Our Theo covered a bit of the current stage of Xeon Phi a.k.a MIC sampling. Is there more meat left on the table?
Possibly, yes. The B0 sample list is topped by 1+ GHz 61 core part, enough to reach roughly 1 TFLOPs DP performance peak, akin to AMD's top level, just released, FirePro W9000 card – except that the Intel offering has more RAM, 8 GB on a 512-bit bus, vs 6 GB on a 384-bit bus on AMD. Of course, the AMD part supports PCIe v3 for faster host data transfers, while the current Phi is limited to PCIe v2. And oh yes, Xeon Phi is a sort of mutated X86 with less of some post-Pentium stuff but plenty of SIMD resources superior even to AVX, a 512-bit wide unit on each core with FMA, compared to 256-bit wide without FMA on the current Ivy Bridge (Haswell will add FMA, though – but only in 2014 for workstations and servers).

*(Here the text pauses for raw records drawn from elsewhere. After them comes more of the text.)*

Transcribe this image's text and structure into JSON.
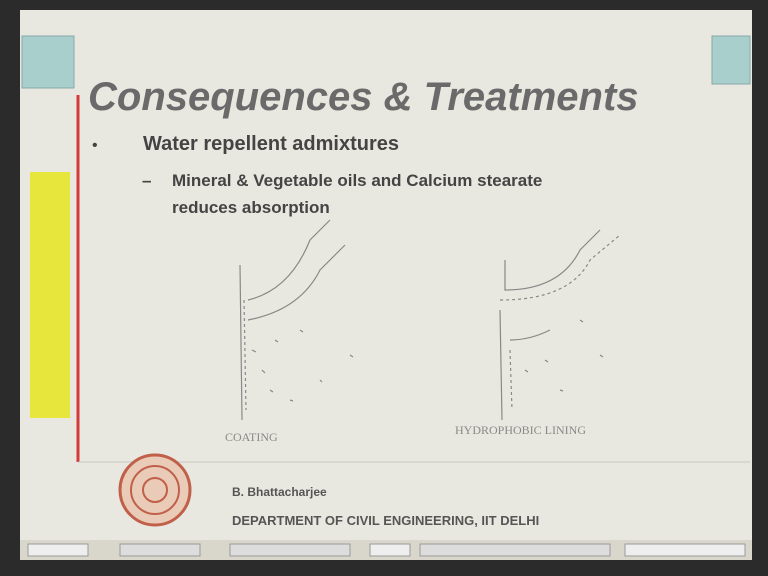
{
  "slide": {
    "title": "Consequences & Treatments",
    "bullets": [
      {
        "text": "Water repellent admixtures",
        "subitems": [
          {
            "lines": [
              "Mineral & Vegetable oils and Calcium stearate",
              "reduces absorption"
            ]
          }
        ]
      }
    ],
    "figures": [
      {
        "label": "COATING"
      },
      {
        "label": "HYDROPHOBIC LINING"
      }
    ],
    "footer": {
      "author": "B. Bhattacharjee",
      "department": "DEPARTMENT OF CIVIL ENGINEERING, IIT DELHI"
    }
  }
}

The real competitor that Intel aims Xeon Phi at is, of course the infamous Nvidia. While its first generation of Kepler chips had near non-existent double precision FP performance, and not exactly great single precision FP either, the upcoming (yearend?) GK110 chip, supposed to show up in expensive Tesla K20 cards, then the workstation Quadros, before (if) any are left for the GeForce gaming, should solve that problem – it's claimed to have near 1.5 TFLOPs DP peak speed limit. Now, Nvidia is rushing to show off at least some of these in time for the SC supercomputer conference in Salt Lake City this November, but maybe at the cost of reduced performance on those initial samples.
Either way, Intel's real target was to have a full 62-core (yes, that many are on the die itself) Xeon Phi run at about 1.3 GHz, or even more for selected speed bins, to match the claimed speed of GK110 before the latter even appears! What seems to stand in the way are the yields, both in terms of core count and for the frequency delivered. What I heard this weekend is that Intel is feverishly working on fixing these two too, so that they can spoil Nvidia's chances at SC show too – remember, this Larrabee follow-on is, after all, made in 22 nm process, giving them a half-node edge over Nvidia and AMD.
Another aspect is, of course, that the simple recompile usually sufficient to make the codes work on Phi beats CUDA porting time by a factor of ten, according to expert Singapore and China users I spoke to. This is a big advantage, but it'd be even bigger if Intel put Xeon Phi straight on the QPI interconnect to share the system memory with 'standard' Xeons, or, well, let the Linux boot off a future Xeon Phi itself, making it a FP-intensive CPU. Will that happen in the next generation? Watch this space.